Re: Why don't we just not educate our girls?
I think education should be independent of getting married. Some women get so engrossed in pursuing their career that by the time they're "ready" to get married, the eligible bachelors are taken. I think men appreciate the education, but femininity and youth ultimately matter just as much.
Imagine a doctor - first year of medical school at age 23/24 vs end of residency 28/29+. The girl in medical school is already set for a great career. She also has more options due to young age. It's tough keeping your eye on your career after marriage, but also it's tough getting married if you're only focusing on your career. Ultimately, you have to make a choice, and I would choose marriage, because your career is 100% in your hands, but your marriage is only 50%, the other side also has to agree.
And this is why our community is still living in the stone age without electricity and water. Because we still think like cavemen.
No, the two are not mutually exclusive when the guy who is marrying the girl is allowing himself and his family to interfere in her career and put a stop to it. Or hinder it enough that she has to feel like she needs to give it up.
So you make a choice, if you want to pursue higher education (of any sort, anything beyond a bachelors these days), you either stick to your profession and only entertain rishtas that seem sincere that they will work with your career plans, OR you finish your career training.
NO ONE can take away your degree from you. NO ONE can take your residency away from you, or exams you've already given. No one in your in-laws can take your bar exam away. Or take away your USMLE's. Or take away your CPA exam. Or erase half your resume.

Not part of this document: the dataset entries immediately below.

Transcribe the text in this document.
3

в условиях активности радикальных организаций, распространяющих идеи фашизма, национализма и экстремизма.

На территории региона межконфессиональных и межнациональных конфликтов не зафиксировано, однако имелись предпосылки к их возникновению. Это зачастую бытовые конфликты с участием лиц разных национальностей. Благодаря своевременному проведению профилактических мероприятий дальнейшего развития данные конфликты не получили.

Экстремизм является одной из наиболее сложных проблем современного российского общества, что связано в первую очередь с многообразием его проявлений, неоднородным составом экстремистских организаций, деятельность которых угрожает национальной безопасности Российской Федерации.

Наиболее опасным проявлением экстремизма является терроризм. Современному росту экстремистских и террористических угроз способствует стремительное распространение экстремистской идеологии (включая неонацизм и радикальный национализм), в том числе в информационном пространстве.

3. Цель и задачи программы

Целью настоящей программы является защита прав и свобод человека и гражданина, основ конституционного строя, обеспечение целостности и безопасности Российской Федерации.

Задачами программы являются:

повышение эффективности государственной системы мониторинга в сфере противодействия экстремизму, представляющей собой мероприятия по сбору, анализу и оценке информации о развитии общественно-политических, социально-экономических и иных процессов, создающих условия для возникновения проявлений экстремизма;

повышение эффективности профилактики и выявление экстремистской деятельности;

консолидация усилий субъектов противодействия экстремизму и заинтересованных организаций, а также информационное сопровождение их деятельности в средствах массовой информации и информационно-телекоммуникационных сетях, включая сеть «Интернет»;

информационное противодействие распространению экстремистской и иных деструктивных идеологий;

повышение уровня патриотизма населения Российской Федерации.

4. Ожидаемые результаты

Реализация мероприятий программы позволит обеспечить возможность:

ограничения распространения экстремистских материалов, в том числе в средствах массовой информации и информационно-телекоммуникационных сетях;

BUT they can definitely prevent you from getting any of the above accomplished. And unfortunately there are MORE examples of that in our community than helpful husband who work with their wives so they can finish their education.
If you are serious about your career and you have to take the odds, then a smart person will pick their career. I did just that. Yeah, I'm single. But I can feed myself, and feed my parents and take care of them into their retirement. My mother doesn't have to worry about being shoved into a nursing home, and her social security being taken from her. Or that she has to count her social security dollars and make do with eating cheese toast daily at 75 to make ends meet. She has her daughters who both work and make a living and will support her.
So, no the choice is not easy for everyone. Only rishtas I ever came across were guys who were obviously anti-career, or we knew their families would block me from finishing my career goals. It's luck. There were other girls who got married, FAR fewer ( I can name ONE actually ) who did more than a bachelors and her husband supported her all the way. However, she imported him,and his green card was dependent on her, and her family paid for everything including the house he lived in. I think he knew he was in no position to argue when he didn't get fresh food made for him every night. He learned to cook on his own. That was an exception.
Every other case, girl was pulled out from finishing her career plans, or didn't have any career plans to begin with (most common scenario).